Chlorine can be prepared in the laboratory by the reaction of manganese dioxide with hydrochloric acid, HCl(aq), as described by the chemical equation :

MnO₂(s) +4HCI(aq) → MnCl₂(aq)+2H₂O(I) + Cl₂(g)

How much MnO₂(s) should be added to excess HCI(aq) to obtain 405 mL of Cl₂(g) at 25 °C and 705 Torr?

Answer 1

To calculate the amount of MnO2(s) needed to produce 405 mL of Cl2(g) at 25 °C and 705 Torr, you can use the ideal gas law and stoichiometry.

Step-by-step explanation:

To calculate the amount of MnO2(s) needed to produce 405 mL of Cl2(g) at 25 °C and 705 Torr, we can use the ideal gas law.
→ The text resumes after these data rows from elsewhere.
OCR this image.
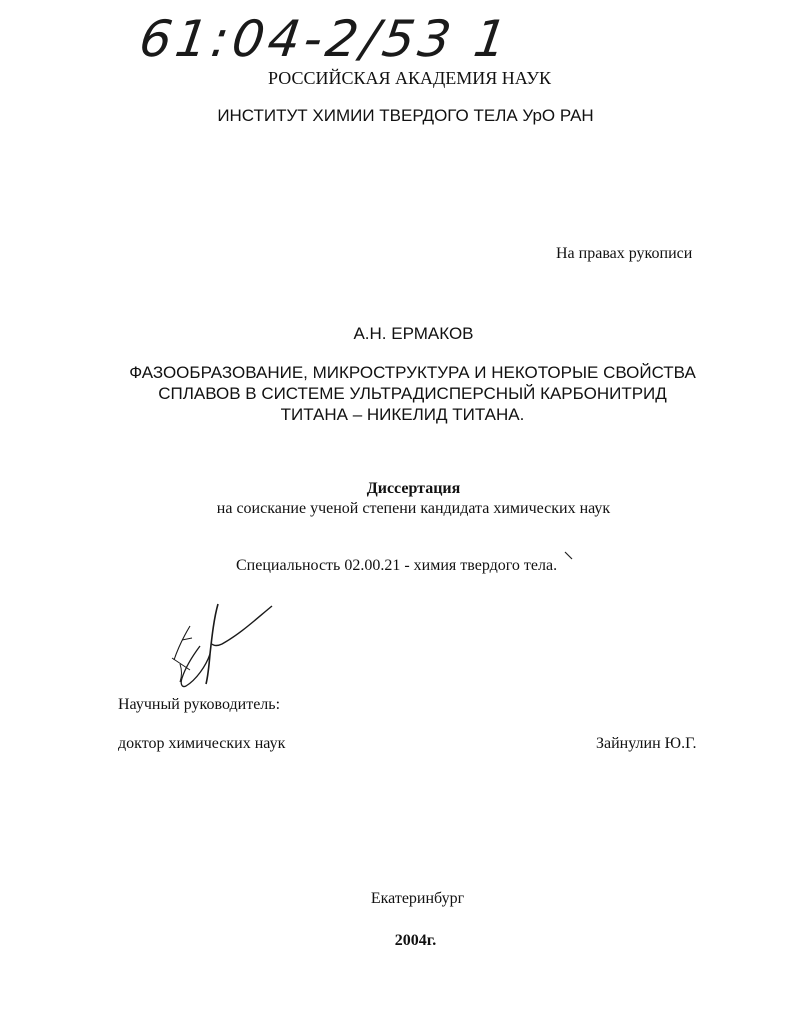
61:04-2/53 1
РОССИЙСКАЯ АКАДЕМИЯ НАУК
ИНСТИТУТ ХИМИИ ТВЕРДОГО ТЕЛА УрО РАН
На правах рукописи
А.Н. ЕРМАКОВ
ФАЗООБРАЗОВАНИЕ, МИКРОСТРУКТУРА И НЕКОТОРЫЕ СВОЙСТВА
СПЛАВОВ В СИСТЕМЕ УЛЬТРАДИСПЕРСНЫЙ КАРБОНИТРИД
ТИТАНА – НИКЕЛИД ТИТАНА.
Диссертация
на соискание ученой степени кандидата химических наук
Специальность 02.00.21 - химия твердого тела.
Научный руководитель:
доктор химических наук	Зайнулин Ю.Г.
Екатеринбург
2004г.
First, we need to convert the volume of Cl2(g) to moles using the ideal gas law equation:

n = PV / RT

Where:

• n is the number of moles of Cl2(g)
• P is the pressure of Cl2(g) in atm
• V is the volume of Cl2(g) in liters
• R is the ideal gas constant (0.0821 L.atm/mol.K)
• T is the temperature of Cl2(g) in Kelvin

Once we have the number of moles of Cl2(g), we can use the stoichiometry of the balanced chemical equation to determine the moles of MnO2(s) needed. From the balanced equation, we know that 1 mole of MnO2(s) produces 1 mole of Cl2(g). Therefore, the amount of MnO2(s) needed is equal to the number of moles of Cl2(g).